I’m not usually at a loss for words. But as we pass through the second anniversary of the start of the COVID-19 pandemic in Canada, I feel myself struggling to find the right words.

This isn’t because there aren’t a million great words that could be used for this occasion. There are creative, illustrative ways in which to curse people in power or describe this moment, and hundreds of pithy fuck yous possible, all of which could be easily employed right now. No, I’m struggling to find the right words because I’ve used so many already that I have nothing left to say.

What can you say when you look at the state of COVID-19 politics in Canada and see that this is a country run by politicians who don’t give a rat’s ass about people getting sick and dying, so long as Loblaw, Rogers, and RBC all make their annual revenue goals?

What can you say when you look at how far we’ve come since March 2020, and think of all we’ve learned about the virus, and then realize that there’s still no political will to help people survive this pandemic?

What can you say when you know that war is the most expedient way out of a global financial crisis, and you hear the sounds of war drums beating for months and months, and when it finally comes, you watch Canadian politicians try to suppress the smiles on their faces now that oil and commodity prices are surging, and that our own war industries can be kicked into higher gear so that we can deliver the Ukrainians the hand grenades and rocket launchers we’ve promised?

What can you say when you’ve literally written the book about the past two years, and yet Canada’s media establishment still refuses to engage with these sorts of criticisms, instead rediscovering things over and over, for a readership that is assumed to be as sharp as a school of goldfish?
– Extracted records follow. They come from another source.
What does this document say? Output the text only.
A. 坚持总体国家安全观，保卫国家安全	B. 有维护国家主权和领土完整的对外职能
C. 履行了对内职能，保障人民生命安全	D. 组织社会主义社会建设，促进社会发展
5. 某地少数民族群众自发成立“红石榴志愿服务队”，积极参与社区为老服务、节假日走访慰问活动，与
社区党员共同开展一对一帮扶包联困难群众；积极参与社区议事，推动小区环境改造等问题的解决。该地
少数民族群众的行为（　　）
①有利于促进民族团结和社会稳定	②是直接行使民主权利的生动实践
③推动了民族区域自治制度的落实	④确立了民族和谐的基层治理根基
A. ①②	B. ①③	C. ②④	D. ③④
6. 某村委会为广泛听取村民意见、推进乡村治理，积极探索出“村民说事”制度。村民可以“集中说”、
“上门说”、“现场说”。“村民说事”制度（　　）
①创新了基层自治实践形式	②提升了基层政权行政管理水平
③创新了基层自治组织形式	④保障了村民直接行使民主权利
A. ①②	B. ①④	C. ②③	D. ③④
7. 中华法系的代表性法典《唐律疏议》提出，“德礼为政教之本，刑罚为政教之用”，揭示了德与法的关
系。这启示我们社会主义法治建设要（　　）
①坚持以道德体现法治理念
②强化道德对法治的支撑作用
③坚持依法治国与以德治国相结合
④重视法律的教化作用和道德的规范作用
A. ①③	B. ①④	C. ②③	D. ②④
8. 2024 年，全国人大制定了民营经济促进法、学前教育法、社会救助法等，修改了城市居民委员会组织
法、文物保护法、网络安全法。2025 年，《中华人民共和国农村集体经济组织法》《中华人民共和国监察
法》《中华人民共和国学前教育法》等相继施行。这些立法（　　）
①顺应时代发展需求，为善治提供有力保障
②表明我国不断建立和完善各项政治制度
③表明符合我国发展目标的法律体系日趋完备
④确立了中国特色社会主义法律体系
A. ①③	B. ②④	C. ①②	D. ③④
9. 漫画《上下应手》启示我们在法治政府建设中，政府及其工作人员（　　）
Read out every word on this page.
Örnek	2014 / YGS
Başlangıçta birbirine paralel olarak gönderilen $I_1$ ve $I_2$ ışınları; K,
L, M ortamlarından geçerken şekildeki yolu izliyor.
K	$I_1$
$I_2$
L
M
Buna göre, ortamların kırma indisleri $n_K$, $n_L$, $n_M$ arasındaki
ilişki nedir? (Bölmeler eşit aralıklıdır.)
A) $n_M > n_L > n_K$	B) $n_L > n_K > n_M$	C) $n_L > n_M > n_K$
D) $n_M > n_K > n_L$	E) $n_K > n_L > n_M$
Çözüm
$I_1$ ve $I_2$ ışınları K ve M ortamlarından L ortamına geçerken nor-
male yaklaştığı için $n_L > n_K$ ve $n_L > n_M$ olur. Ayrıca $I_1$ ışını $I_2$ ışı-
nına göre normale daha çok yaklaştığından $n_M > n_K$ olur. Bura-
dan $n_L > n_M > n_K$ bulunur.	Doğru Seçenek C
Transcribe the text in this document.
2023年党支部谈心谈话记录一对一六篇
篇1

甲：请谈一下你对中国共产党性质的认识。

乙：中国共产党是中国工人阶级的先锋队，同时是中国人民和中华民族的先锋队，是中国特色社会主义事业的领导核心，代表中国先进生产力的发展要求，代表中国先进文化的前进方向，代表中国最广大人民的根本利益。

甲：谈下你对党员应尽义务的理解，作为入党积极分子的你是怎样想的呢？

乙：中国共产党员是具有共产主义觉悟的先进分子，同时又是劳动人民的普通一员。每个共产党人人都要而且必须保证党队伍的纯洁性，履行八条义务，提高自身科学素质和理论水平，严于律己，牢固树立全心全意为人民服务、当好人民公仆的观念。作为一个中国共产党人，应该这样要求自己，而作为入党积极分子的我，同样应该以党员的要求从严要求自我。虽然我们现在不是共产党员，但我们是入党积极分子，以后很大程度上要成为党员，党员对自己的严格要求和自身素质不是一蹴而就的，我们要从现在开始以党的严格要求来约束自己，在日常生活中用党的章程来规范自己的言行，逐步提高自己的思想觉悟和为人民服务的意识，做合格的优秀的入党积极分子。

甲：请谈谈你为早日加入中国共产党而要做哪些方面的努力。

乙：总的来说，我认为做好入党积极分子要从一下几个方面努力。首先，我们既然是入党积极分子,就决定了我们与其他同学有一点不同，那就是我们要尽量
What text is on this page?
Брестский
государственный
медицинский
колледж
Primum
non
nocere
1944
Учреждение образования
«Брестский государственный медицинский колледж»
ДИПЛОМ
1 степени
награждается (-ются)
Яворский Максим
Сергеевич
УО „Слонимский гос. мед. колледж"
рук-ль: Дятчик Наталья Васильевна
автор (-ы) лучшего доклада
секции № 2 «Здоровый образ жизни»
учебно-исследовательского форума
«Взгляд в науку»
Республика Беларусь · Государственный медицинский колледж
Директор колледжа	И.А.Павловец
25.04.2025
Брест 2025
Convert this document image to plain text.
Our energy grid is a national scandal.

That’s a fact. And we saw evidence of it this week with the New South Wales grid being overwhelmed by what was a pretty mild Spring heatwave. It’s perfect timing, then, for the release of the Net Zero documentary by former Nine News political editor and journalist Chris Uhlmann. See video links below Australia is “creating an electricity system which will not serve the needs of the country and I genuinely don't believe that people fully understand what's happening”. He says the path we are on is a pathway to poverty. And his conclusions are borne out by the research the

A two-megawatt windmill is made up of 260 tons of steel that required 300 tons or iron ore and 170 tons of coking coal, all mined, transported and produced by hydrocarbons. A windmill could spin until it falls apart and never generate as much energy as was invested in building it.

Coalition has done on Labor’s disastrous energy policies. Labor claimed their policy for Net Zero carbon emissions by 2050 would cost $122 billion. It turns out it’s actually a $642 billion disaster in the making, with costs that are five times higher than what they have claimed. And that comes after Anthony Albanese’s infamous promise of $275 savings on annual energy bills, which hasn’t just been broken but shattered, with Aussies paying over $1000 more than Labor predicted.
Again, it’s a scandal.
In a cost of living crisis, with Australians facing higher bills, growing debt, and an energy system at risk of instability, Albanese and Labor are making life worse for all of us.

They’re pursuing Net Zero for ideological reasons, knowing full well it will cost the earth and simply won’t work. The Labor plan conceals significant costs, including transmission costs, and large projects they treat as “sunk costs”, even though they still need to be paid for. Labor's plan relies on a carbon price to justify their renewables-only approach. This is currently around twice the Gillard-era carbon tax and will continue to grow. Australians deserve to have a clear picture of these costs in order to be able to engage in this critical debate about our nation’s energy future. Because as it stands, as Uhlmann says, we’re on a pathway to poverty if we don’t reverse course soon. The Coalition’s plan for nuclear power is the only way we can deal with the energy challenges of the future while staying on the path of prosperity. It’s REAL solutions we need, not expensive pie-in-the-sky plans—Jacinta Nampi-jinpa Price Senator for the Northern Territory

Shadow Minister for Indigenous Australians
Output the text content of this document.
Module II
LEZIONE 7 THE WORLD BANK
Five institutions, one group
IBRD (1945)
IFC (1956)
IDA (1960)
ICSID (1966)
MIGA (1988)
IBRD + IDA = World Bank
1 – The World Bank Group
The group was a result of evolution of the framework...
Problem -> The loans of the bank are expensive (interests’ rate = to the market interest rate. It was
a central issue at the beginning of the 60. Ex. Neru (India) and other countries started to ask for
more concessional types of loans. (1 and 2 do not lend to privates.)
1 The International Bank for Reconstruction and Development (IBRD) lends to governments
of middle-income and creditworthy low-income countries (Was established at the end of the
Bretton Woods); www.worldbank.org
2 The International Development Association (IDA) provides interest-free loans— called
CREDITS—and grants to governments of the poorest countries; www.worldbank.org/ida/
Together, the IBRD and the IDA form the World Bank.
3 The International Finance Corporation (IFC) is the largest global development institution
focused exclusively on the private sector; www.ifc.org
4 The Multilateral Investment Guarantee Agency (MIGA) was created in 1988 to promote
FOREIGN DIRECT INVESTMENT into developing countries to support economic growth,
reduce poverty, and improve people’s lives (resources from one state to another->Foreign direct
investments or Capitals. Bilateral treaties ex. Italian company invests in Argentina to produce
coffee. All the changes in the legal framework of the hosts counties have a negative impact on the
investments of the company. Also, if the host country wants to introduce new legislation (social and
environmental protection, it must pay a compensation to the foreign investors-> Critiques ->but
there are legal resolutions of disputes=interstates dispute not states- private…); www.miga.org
Nothing. There’s nothing to say.

There’s no point in saying COVID-19 is airborne, masks are safe and effective, or that we need PCR testing, because they already know these things.

There’s no point in reminding people that restrictions aren’t all or nothing, and that there are huge spaces between all and nothing that we could live within, comfortably, and with as much safety as possible. They know this very well, but it’s politically beneficial for them to pretend that there are only two states: open and closed.

There’s no point in referencing the fact that the poorest Canadians weren’t really given anything at all to help them survive this pandemic, because they already know that too.

There’s especially no point in saying these things if you hope that the result will be a change in heart for Ontario’s Premier, Doug Ford, slightly less suckage from Saskatchewan’s Premier, Scott Moe, or actual social democracy from British Columbia’s Premier, John Horgan. Don’t dare criticize Prime Minister Justin Trudeau, the man most stymied by Canadian federalism in the country — these men are all doing their best. Some will never change. Others, meanwhile, would say, ‘Well, Nora, you have no idea how complicated it is to be the leader of the province and oh boy would I love to see you try.’

There’s no point in saying these things because if you do say them, you start to feel like throwing yourself into the gears of the machine in a futile attempt to stop it from grinding on, as if it hasn’t chewed up better and more important corpses than yours (mine?) already.

The government has recorded more than 37,000 deaths attributed to COVID-19 in Canada, with who knows how many having gone unreported. As a final insult to these people, Canada has turned to them as they suffered, trying to breathe, choking on their own with failing lungs, and said coolly: your deaths have been in vain. Because Canada — our politicians specifically, but our ruling class in general — decided profits were more important to save than their lives.

And really, that’s all this comes down to, which there’s no point in saying either, because the evidence is clear and abundant, and, for some of these ghouls, even a source of pride.

Two years ago, the brakes were slammed on my life so fast that I was launched into the atmosphere. It took months for me to find my way back down to solid ground. The same thing probably happened to your life, too. The collective trauma of this moment will define the coming decades. It also really could have justified a national, two-week paid holiday for everyone.

But there’s barely a point in even saying that, because words have failed to make any change whatsoever. Words are cheap, as freelancers know. And we’re well beyond the time of words, just in time for there to be nothing left to say.